Seeking to strangle protest II

6 08 2020

As several posts have indicated, regime efforts are continuing to limit criticism of the regime and monarch.

A few days ago, it is reported that prosecutors have brought computer crimes charges – a replacement lese majeste charge – against 26 year-old political activist Karn Pongpraphapan. He is due to front the Criminal Court on 14 September, accused “over comments about the monarchy that allegedly caused public disorder and affected the [k]ingdom’s security.” Prosecutors say “that Karn is sued over 2 public Facebook posts during 2 – 4 October 2019. One post compared the fates of monarchies in Russia, France, Germany, Greece and Laos. The second post commented on the hashtag #ขบวนเสด็จ (#RoyalMotorcade), a popular hashtag used to criticize the Thai monarchy at the time.”

Karn has denied all the charges and he has been bailed.

He “was arrested at his house on 7 October 2019 by the Technology Crime Suppression Division (TCSD)…. His smartphone and laptop were seized.”

This case can be read as a threat to young protesters, making Karn an example. This is something that was previously seen in the lese majeste conviction of Jatuphat Boonpattaraksa.

Related, with Arnon Nampa’s recent audacious speech on the monarchy to activists on Monday, as expected, Khaosod reports that, on Wednesday, Vice Minister of the Office of the Prime Minister Apiwat Kantong has “filed a police complaint accusing a leader [Arnon] of a recent Harry Potter-themed political rally of defaming the monarchy.” That’s code for lese majeste.

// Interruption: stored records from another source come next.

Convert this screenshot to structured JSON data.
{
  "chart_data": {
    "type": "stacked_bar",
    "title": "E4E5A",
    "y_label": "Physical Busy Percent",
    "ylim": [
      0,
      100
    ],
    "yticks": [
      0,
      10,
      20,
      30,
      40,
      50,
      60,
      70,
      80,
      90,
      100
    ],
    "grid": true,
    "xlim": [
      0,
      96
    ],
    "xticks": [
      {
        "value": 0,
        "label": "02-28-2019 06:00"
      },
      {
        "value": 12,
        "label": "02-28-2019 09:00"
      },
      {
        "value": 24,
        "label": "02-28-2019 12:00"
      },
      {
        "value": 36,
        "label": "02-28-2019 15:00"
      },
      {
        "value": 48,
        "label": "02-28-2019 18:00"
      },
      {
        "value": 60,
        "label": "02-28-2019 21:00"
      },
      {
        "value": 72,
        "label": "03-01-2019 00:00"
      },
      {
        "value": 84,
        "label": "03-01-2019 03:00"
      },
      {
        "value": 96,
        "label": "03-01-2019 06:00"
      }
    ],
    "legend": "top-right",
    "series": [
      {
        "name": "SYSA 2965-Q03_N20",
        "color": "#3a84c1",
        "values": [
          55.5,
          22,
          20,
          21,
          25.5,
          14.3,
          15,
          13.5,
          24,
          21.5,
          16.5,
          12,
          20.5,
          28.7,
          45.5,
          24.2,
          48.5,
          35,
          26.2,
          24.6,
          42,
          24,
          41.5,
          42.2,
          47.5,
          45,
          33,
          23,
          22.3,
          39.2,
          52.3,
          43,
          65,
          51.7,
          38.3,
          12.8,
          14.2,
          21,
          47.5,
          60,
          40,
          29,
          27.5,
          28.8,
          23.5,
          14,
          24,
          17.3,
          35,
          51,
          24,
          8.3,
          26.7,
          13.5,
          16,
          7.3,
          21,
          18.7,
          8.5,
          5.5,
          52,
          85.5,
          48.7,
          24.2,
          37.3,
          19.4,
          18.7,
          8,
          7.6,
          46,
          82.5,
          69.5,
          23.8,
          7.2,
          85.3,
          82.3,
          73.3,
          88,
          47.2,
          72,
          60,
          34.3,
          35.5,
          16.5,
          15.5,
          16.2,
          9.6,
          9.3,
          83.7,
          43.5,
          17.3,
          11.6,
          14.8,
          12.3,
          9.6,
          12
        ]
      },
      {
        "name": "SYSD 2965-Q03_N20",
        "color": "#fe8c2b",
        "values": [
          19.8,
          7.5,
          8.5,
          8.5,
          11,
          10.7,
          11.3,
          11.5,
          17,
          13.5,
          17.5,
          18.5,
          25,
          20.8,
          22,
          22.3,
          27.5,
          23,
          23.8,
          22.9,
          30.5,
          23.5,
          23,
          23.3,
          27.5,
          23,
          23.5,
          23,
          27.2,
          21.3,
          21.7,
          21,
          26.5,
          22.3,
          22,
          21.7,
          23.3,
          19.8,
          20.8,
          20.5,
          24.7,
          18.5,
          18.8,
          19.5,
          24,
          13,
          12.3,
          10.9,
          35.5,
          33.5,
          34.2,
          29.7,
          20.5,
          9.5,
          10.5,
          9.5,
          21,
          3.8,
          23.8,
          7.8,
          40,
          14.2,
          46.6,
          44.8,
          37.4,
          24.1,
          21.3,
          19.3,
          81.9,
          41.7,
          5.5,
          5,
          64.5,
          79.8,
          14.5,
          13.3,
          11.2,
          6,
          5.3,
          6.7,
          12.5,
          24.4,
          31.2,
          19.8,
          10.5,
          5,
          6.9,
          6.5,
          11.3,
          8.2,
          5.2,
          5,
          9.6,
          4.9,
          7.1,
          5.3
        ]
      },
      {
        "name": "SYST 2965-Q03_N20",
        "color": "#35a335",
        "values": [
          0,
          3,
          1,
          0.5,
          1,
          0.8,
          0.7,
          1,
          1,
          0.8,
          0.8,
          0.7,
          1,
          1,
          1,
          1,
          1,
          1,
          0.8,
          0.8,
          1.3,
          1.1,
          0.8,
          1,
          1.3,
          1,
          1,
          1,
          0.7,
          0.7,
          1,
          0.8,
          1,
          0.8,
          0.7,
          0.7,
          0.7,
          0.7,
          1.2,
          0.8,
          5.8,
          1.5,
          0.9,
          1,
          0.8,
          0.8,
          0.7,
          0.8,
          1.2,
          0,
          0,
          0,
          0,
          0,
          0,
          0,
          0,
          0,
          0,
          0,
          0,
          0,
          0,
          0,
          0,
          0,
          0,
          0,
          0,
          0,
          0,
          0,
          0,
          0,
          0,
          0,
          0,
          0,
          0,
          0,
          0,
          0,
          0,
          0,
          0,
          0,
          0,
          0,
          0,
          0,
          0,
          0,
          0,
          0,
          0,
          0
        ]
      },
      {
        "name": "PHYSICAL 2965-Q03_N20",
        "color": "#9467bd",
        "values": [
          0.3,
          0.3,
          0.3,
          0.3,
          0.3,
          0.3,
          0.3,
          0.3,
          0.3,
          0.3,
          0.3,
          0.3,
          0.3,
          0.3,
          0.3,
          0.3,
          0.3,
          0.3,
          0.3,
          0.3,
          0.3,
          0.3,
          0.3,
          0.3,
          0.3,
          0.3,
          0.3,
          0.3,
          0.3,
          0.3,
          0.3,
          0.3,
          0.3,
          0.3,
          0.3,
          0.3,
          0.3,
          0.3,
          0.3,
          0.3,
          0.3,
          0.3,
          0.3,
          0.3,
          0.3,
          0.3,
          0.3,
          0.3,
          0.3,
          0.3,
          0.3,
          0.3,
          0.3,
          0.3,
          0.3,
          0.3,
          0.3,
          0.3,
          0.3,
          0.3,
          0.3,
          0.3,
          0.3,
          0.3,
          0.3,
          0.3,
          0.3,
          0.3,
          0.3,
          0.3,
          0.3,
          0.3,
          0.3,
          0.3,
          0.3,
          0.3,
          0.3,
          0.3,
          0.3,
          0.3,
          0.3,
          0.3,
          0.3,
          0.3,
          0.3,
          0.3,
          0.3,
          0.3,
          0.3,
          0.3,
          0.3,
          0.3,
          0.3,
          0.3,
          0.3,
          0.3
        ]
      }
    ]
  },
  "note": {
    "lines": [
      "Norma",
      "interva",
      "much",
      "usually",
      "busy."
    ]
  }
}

Apiwat claimed: “His speeches infringed upon the monarchy, revered among all Thais…. He distorted the truth, and made disparaging, mocking, and instigating remarks that invited others to criticize the monarchy in a public space.” He added: “Arnon and the unnamed person who is supporting the protest broke the Emergency Decree as well as many criminal laws,” Apiwat said. “He wanted to damage the monarchy and create division in the country.” In other words, he is claiming (another) lom chao plot.

Around the same time, “[p]olice … summoned five organisers of student-led protests against the government, saying they had violated a coronavirus emergency decree that forbids large gatherings…”. This included Arnon who was “being summoned over an earlier protest in July outside the army headquarters.” Police stated that “they were looking into what took place at Monday’s protest…”.